Seine schwarz-grün-pinke „Dirndl-Koalition“ aus Konservativen, Grünen und sozialliberalen Neos konnte Haslauer indes nicht retten, denn auch die Koalitionspartner mußten Federn lassen. Während die Grünen ein leichtes Minus von vorläufig 1,11 Prozentpunkten bei insgesamt 8,2 Prozent Wähleranteil verzeichneten, wurden die Neos gar aus dem Landesparlament gekegelt. Ein Verlust von drei Prozentpunkten und nur noch 4,2 Prozent Wählerzuspruch bedeuten das Scheitern an der Fünf-Prozent-Hürde.

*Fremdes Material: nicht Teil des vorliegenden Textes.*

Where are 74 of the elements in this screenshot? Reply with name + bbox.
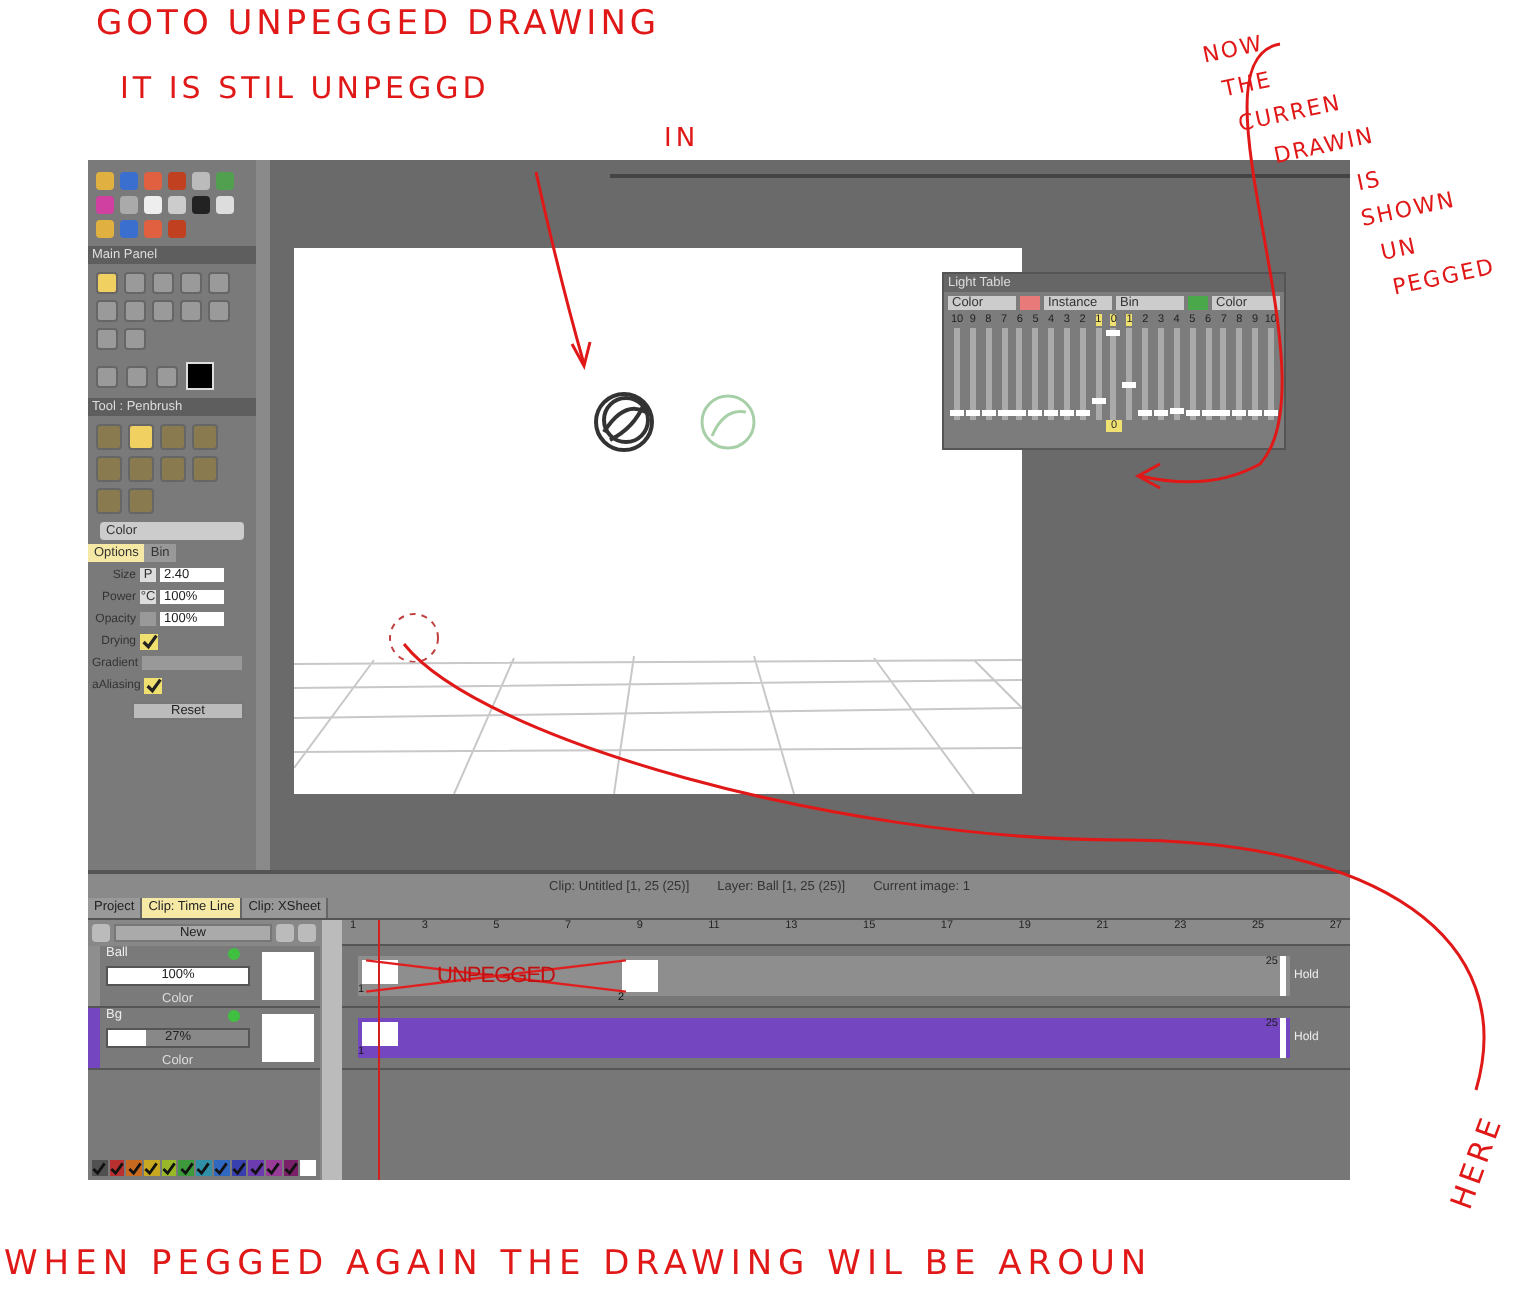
tool-icon[interactable] bbox=[96, 328, 118, 350]
tool-icon[interactable] bbox=[152, 300, 174, 322]
slider-thumb[interactable] bbox=[997, 409, 1012, 416]
visibility-icon[interactable] bbox=[228, 947, 240, 959]
brush-icon[interactable] bbox=[128, 424, 154, 450]
slider-thumb[interactable] bbox=[1012, 409, 1027, 416]
slider-thumb[interactable] bbox=[1248, 409, 1263, 416]
slider-thumb[interactable] bbox=[950, 409, 964, 416]
layer-thumbnail bbox=[262, 1014, 314, 1062]
ball-sketch bbox=[594, 392, 654, 452]
frame-thumbnail[interactable] bbox=[362, 1022, 398, 1046]
slider-thumb[interactable] bbox=[1216, 409, 1231, 416]
annotation-text: IT IS STIL UNPEGGD bbox=[120, 70, 492, 106]
color-swatch[interactable] bbox=[178, 1160, 195, 1176]
color-swatch[interactable] bbox=[126, 1160, 143, 1176]
dashed-sketch bbox=[389, 613, 439, 663]
annotation-text: WHEN PEGGED AGAIN THE DRAWING WIL BE AROUN bbox=[4, 1244, 1153, 1284]
visibility-icon[interactable] bbox=[228, 1009, 240, 1021]
slider-thumb[interactable] bbox=[1169, 407, 1184, 414]
slider-thumb[interactable] bbox=[1185, 409, 1200, 416]
annotation-text: UN bbox=[1377, 230, 1420, 266]
tool-icon[interactable] bbox=[180, 300, 202, 322]
tool-icon[interactable] bbox=[124, 300, 146, 322]
color-swatch[interactable] bbox=[300, 1160, 316, 1176]
color-swatch[interactable] bbox=[92, 1160, 108, 1176]
color-swatch[interactable] bbox=[265, 1160, 282, 1176]
frame-thumbnail[interactable] bbox=[622, 960, 658, 992]
slider-thumb[interactable] bbox=[1153, 409, 1168, 416]
tool-icon[interactable] bbox=[180, 272, 202, 294]
color-swatch[interactable] bbox=[161, 1160, 177, 1176]
color-swatch[interactable] bbox=[213, 1160, 229, 1176]
tool-icon[interactable] bbox=[124, 272, 146, 294]
annotation-text: GOTO UNPEGGED DRAWING bbox=[96, 4, 661, 44]
slider-thumb[interactable] bbox=[1106, 330, 1121, 336]
slider-thumb[interactable] bbox=[1028, 409, 1043, 416]
slider-thumb[interactable] bbox=[1075, 409, 1090, 416]
slider-thumb[interactable] bbox=[1044, 409, 1059, 416]
tool-icon[interactable] bbox=[96, 272, 118, 294]
color-swatch[interactable] bbox=[283, 1160, 299, 1176]
tool-icon[interactable] bbox=[124, 328, 146, 350]
toolbar-icon[interactable] bbox=[92, 924, 110, 942]
tool-icon[interactable] bbox=[208, 272, 230, 294]
annotation-text: IN bbox=[664, 124, 700, 154]
color-swatch[interactable] bbox=[248, 1160, 264, 1176]
slider-thumb[interactable] bbox=[1232, 409, 1247, 416]
slider-thumb[interactable] bbox=[1138, 409, 1153, 416]
onion-skin-sketch bbox=[700, 394, 756, 450]
tool-icon[interactable] bbox=[96, 365, 118, 387]
slider-thumb[interactable] bbox=[1091, 397, 1106, 404]
tool-icon[interactable] bbox=[126, 365, 148, 387]
checkbox[interactable] bbox=[144, 677, 163, 693]
checkbox[interactable] bbox=[140, 633, 158, 649]
slider-thumb[interactable] bbox=[965, 409, 980, 416]
color-swatch[interactable] bbox=[196, 1160, 212, 1176]
slider-thumb[interactable] bbox=[1263, 409, 1278, 416]
slider-thumb[interactable] bbox=[1122, 382, 1137, 389]
scrollbar-track[interactable] bbox=[256, 160, 270, 870]
color-swatch[interactable] bbox=[1188, 296, 1208, 310]
tool-icon[interactable] bbox=[96, 300, 118, 322]
color-swatch[interactable] bbox=[231, 1160, 247, 1176]
unit-box bbox=[140, 612, 156, 626]
annotation-text: NOW bbox=[1199, 28, 1268, 71]
slider-thumb[interactable] bbox=[1059, 409, 1074, 416]
panel-splitter[interactable] bbox=[320, 920, 342, 1180]
tool-icon[interactable] bbox=[152, 272, 174, 294]
color-swatch[interactable] bbox=[109, 1160, 125, 1176]
tool-icon[interactable] bbox=[156, 365, 178, 387]
color-swatch[interactable] bbox=[144, 1160, 160, 1176]
layer-thumbnail bbox=[262, 952, 314, 1000]
tool-icon[interactable] bbox=[208, 300, 230, 322]
slider-thumb[interactable] bbox=[1201, 409, 1215, 416]
slider-thumb[interactable] bbox=[981, 409, 996, 416]
annotation-text: HERE bbox=[1443, 1110, 1511, 1214]
color-swatch[interactable] bbox=[1020, 296, 1040, 310]
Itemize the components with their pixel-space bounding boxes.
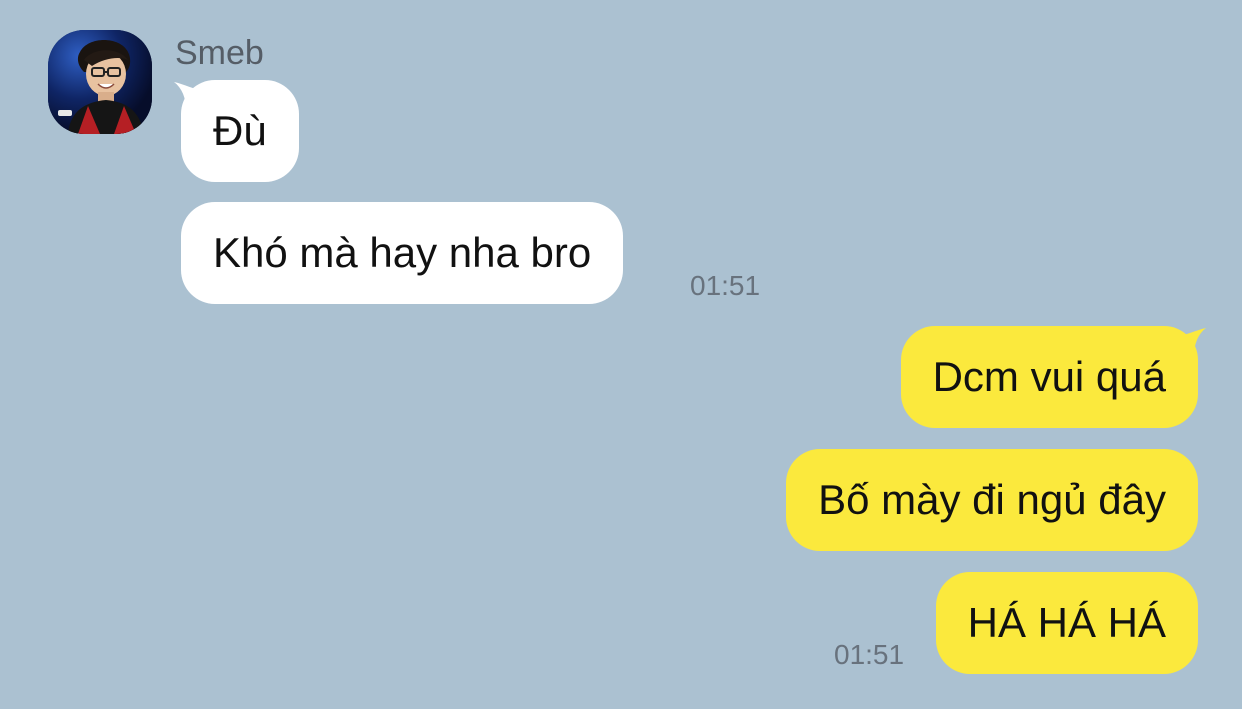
sender-name: Smeb [175, 34, 264, 72]
message-text: Khó mà hay nha bro [213, 229, 592, 276]
message-text: HÁ HÁ HÁ [967, 599, 1166, 646]
avatar[interactable] [48, 30, 152, 134]
outgoing-message[interactable]: HÁ HÁ HÁ [935, 572, 1198, 674]
profile-photo-icon [48, 30, 152, 134]
message-text: Dcm vui quá [932, 353, 1166, 400]
outgoing-message[interactable]: Dcm vui quá [900, 326, 1198, 428]
message-timestamp: 01:51 [834, 639, 905, 670]
message-text: Bố mày đi ngủ đây [818, 476, 1166, 523]
outgoing-message[interactable]: Bố mày đi ngủ đây [786, 449, 1198, 551]
message-timestamp: 01:51 [690, 270, 761, 301]
incoming-message[interactable]: Đù [181, 80, 299, 182]
message-text: Đù [213, 107, 267, 154]
incoming-message[interactable]: Khó mà hay nha bro [181, 202, 624, 304]
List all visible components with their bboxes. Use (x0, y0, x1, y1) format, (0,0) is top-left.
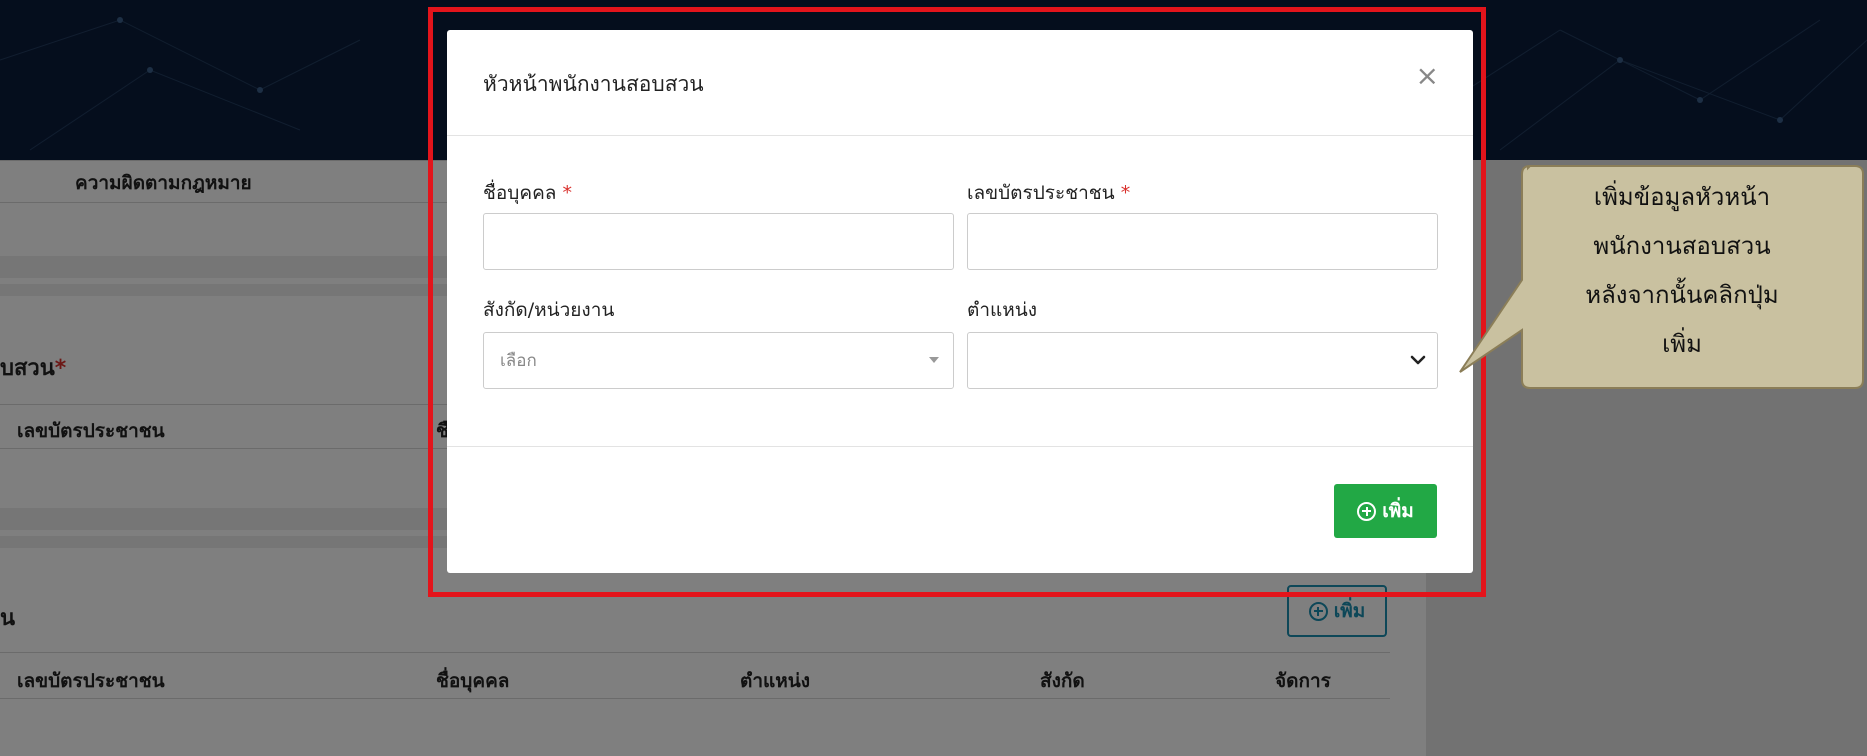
position-label: ตำแหน่ง (967, 299, 1038, 321)
chevron-down-icon (1410, 355, 1426, 365)
close-icon[interactable]: × (1416, 62, 1439, 90)
callout-line: เพิ่มข้อมูลหัวหน้า (1593, 183, 1771, 211)
name-label-text: ชื่อบุคคล (483, 182, 557, 204)
position-select[interactable] (967, 332, 1438, 389)
instruction-callout-text: เพิ่มข้อมูลหัวหน้า พนักงานสอบสวน หลังจาก… (1512, 165, 1852, 375)
plus-circle-icon (1357, 501, 1377, 521)
modal-header: หัวหน้าพนักงานสอบสวน × (447, 30, 1473, 136)
callout-line: พนักงานสอบสวน (1593, 232, 1771, 260)
unit-label: สังกัด/หน่วยงาน (483, 299, 615, 321)
required-mark: * (1120, 182, 1131, 204)
name-input[interactable] (483, 213, 954, 270)
id-number-label: เลขบัตรประชาชน * (967, 178, 1130, 208)
callout-line: เพิ่ม (1662, 330, 1702, 358)
id-number-label-text: เลขบัตรประชาชน (967, 182, 1115, 204)
unit-select[interactable]: เลือก (483, 332, 954, 389)
unit-select-placeholder: เลือก (500, 351, 537, 371)
add-button-label: เพิ่ม (1382, 500, 1414, 522)
caret-down-icon (929, 357, 939, 363)
chief-investigator-modal: หัวหน้าพนักงานสอบสวน × ชื่อบุคคล * เลขบั… (447, 30, 1473, 573)
name-label: ชื่อบุคคล * (483, 178, 572, 208)
callout-line: หลังจากนั้นคลิกปุ่ม (1585, 281, 1779, 309)
required-mark: * (562, 182, 572, 204)
modal-footer-divider (447, 446, 1473, 447)
add-button[interactable]: เพิ่ม (1334, 484, 1437, 538)
modal-title: หัวหน้าพนักงานสอบสวน (483, 72, 704, 96)
id-number-input[interactable] (967, 213, 1438, 270)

Welche Koalition künftig Salzburg regieren soll, darauf wollte sich Haslauer am Wahlabend noch nicht festlegen. Er sprach von „drei Varianten, die realistisch sind“, und schloß dabei nur eine Zusammenarbeit mit den Kommunisten der KPÖ dezidiert aus. Diese hatten für die zweifellos größte Überraschung des Tages gesorgt, als sie quasi aus dem Stand mit 11,66 Prozent zum ersten mal seit 1945 wieder den Sprung in den Landtag schafften. Zwar gilt die KPÖ in Salzburg als gemäßigt links, jedoch stößt deren namentlicher Auftritt vielen sauer auf: „Wer sich im Angesicht von weltweit 100 Millionen Toten durch den Kommunismus heute noch mit Begeisterung ‘Kommunist’ nennt, muß sich fragen lassen, ob ihm das Wohl der Menschen wirklich am Herzen liegt. Unabhängig von der gelebten politischen Ausrichtung plädiere ich auch in der Symbolik für eine unzweideutige Positionierung auf dem Boden der demokratischen Ordnung. Alles andere ist eine Verhöhnung der unzähligen Toten, die auf das Konto der mörderischen Kommunismus-Ideologie gehen“, so der Dritte Nationalratspräsident Norbert Hofer gegenüber der jungen freiheit.
Neben der allgemeinen Themenkonjunktur von Wohnungsnot bis Teuerungskrise spielte den Kommunisten auch die Schwäche der Sozialdemokratie in die Hände, die auf Bundesebene seit Wochen in einem offenen Machtkampf um einen neuen Parteivorsitzenden ringt. Erwartbar schwach schnitten die Genossen der SPÖ dann auch ab: Mit einem leichten Minus von zwei Prozentpunkten und einem Ergebnis von 17,9 Prozent blieb man deutlich unter den eigenen Ansprüchen. In dem aktuell laufenden Mitgliedervotum für den Parteivorsitz schürt das Salzburger Ergebnis indes den Streit der Bewerber um die künftige Ausrichtung der SPÖ. Im Team um den Landeshauptmann des Burgenlands, Hans Peter Doskozil, sieht man das starke Abschneiden der FPÖ als Auftrag, künftig auch rechten Wählern ein Angebot zu machen. Für die Unterstützer seines Widersachers, des Traiskirchner Bürgermeisters Andreas Babler, ist hingegen das starke Abschneiden der KPÖ ein Beweis für die Notwendigkeit eines Linksrucks innerhalb der Sozialdemokratie.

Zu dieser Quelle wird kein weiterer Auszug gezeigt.